Retrouver Fiona

« Le 12 mai 2013, Fiona, 5 ans, disparaît à Clermont-Ferrand, juste à côté de chez moi. Quatre mois plus tard, sa mère, Cécile Bourgeon, avoue en garde à vue que l’enfant est enterré près d’un lac de la région. Elle accuse son compagnon, Berkane Makhlouf, d’avoir frappé sa fille. Le corps ne sera jamais retrouvé.
L’affaire Fiona commence là, suit un procès, puis un autre, un autre et encore un autre. La presse s’en est emparée, la vox populi aussi : le mal accompli n’a pas de sens, on en cherche quand même. Les derniers jours de Fiona font l’objet d’enquêtes, de fantasmes, d’interrogations sans fin.
L’affaire m’intrigue d’abord comme n’importe quel Clermontois. Quand l’aveu vient briser l’image de la mère éplorée et la remplace par celle d’une mère soupçonnée de coups et de meurtre, je me sens touchée de façon singulière. Ces vies résonnent avec la mienne. Fascinée, j’assiste aux procès, je prends des notes, puis au fil des séances, je me rends compte que je fais partie de cette histoire. Depuis ma propre survie aux coups que j’ai reçus, depuis mes embarras à être mère, je perçois le processus qui mène à la mort de Fiona.
Depuis neuf ans je vis avec ce drame. J’essaie de comprendre les mères, comprendre la violence, comprendre l’enfance vulnérable et le huis clos de vies qui semblent condamnées à souffrir ou à faire souffrir si personne ne vient rompre cette fatalité.

Car l’affaire révèle aussi comment le mal échappe à ceux qui le jugent comme à ceux qui le commettent. »

Pourquoi écrire sur ce fait-divers ?

Je n’ai pas « choisi » d’écrire et à vrai dire, je ne choisis jamais. Ce qui vient me saisit, ce que je sens, je l’écris. Le point de départ est simple, celui de certains Clermontois : j’ai été troublée (et inquiétée) par le bruit très inhabituel des hélicoptères qui la cherchait.
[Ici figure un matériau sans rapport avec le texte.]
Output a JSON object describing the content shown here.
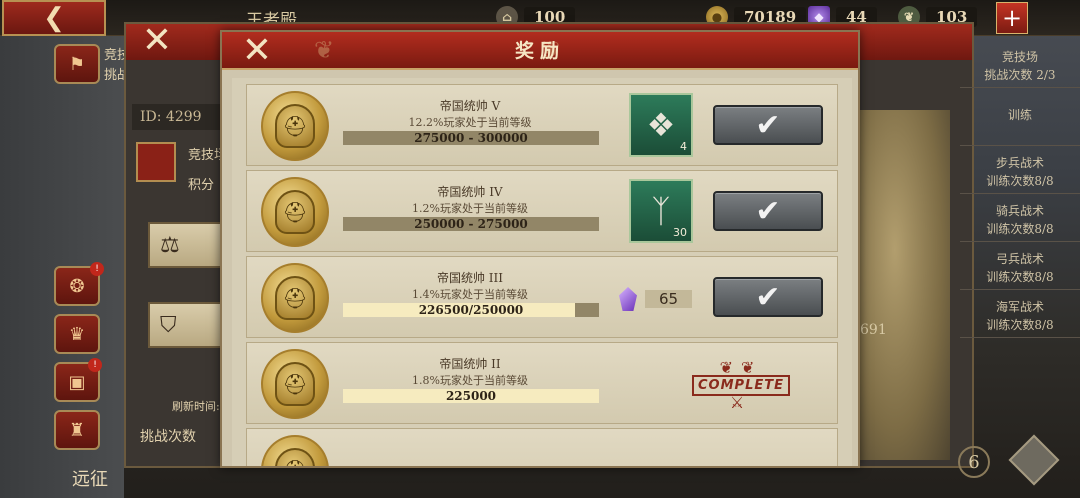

Mais on ne peut nier que je me suis anormalement attachée à cette histoire, que j’ai perçu une forme de familiarité avec des faits de ma vie. Des détails d’abord, j’habite près du parc Montjuzet où la fausse disparition a été mise en scène, j’ai travaillé dans le quartier nord où habite Berkane Makhlouf, j’ai été la prof particulière de français du fils du pédiatre de Fiona. Et ce détail encore : maquiller un bleu, cacher une blessure sur le corps d’un enfant, oui, j’ai vécu cela quand j’étais petite. Comme Fiona. Dépassée par mes maternités, comme Cécile Bourgeon. Aux prises avec des violences refoulées, comme Berkane Makhlouf. Ils me ressemblent, je leur ressemble.

Il est nécessaire d’écrire sur les faits-divers. Nécessaire de s’intéresser au mal. Nécessaire de dépeindre le mal quitte à constater l’insondable et l’opacité de la violence quand elle dépasse nos propres représentations. Le fait devient divers quand il est l’opprobre du pauvre ; vêtu d’hermine il devient tragédie. Les conditions de la mort de Fiona sont indéniablement sordides, mais sa vie est une tragédie, et c’est une raison suffisante pour écrire. Oui, beaucoup pensent que c’est une sale affaire, mon livre ne l’est pas.

Enfin, affaire locale, puis nationale c’est aussi une affaire juridique inédite en France, d’appels en renvois, il s’est écoulé sept ans entre le fait et le verdict final. Il fallait rendre compte de ce piétinement judiciaire. J’ai suivi le procès de 2016 via la presse, puis j’ai assisté à celui de 2018 au Puy-en-Velay et celui de 2020 à Lyon.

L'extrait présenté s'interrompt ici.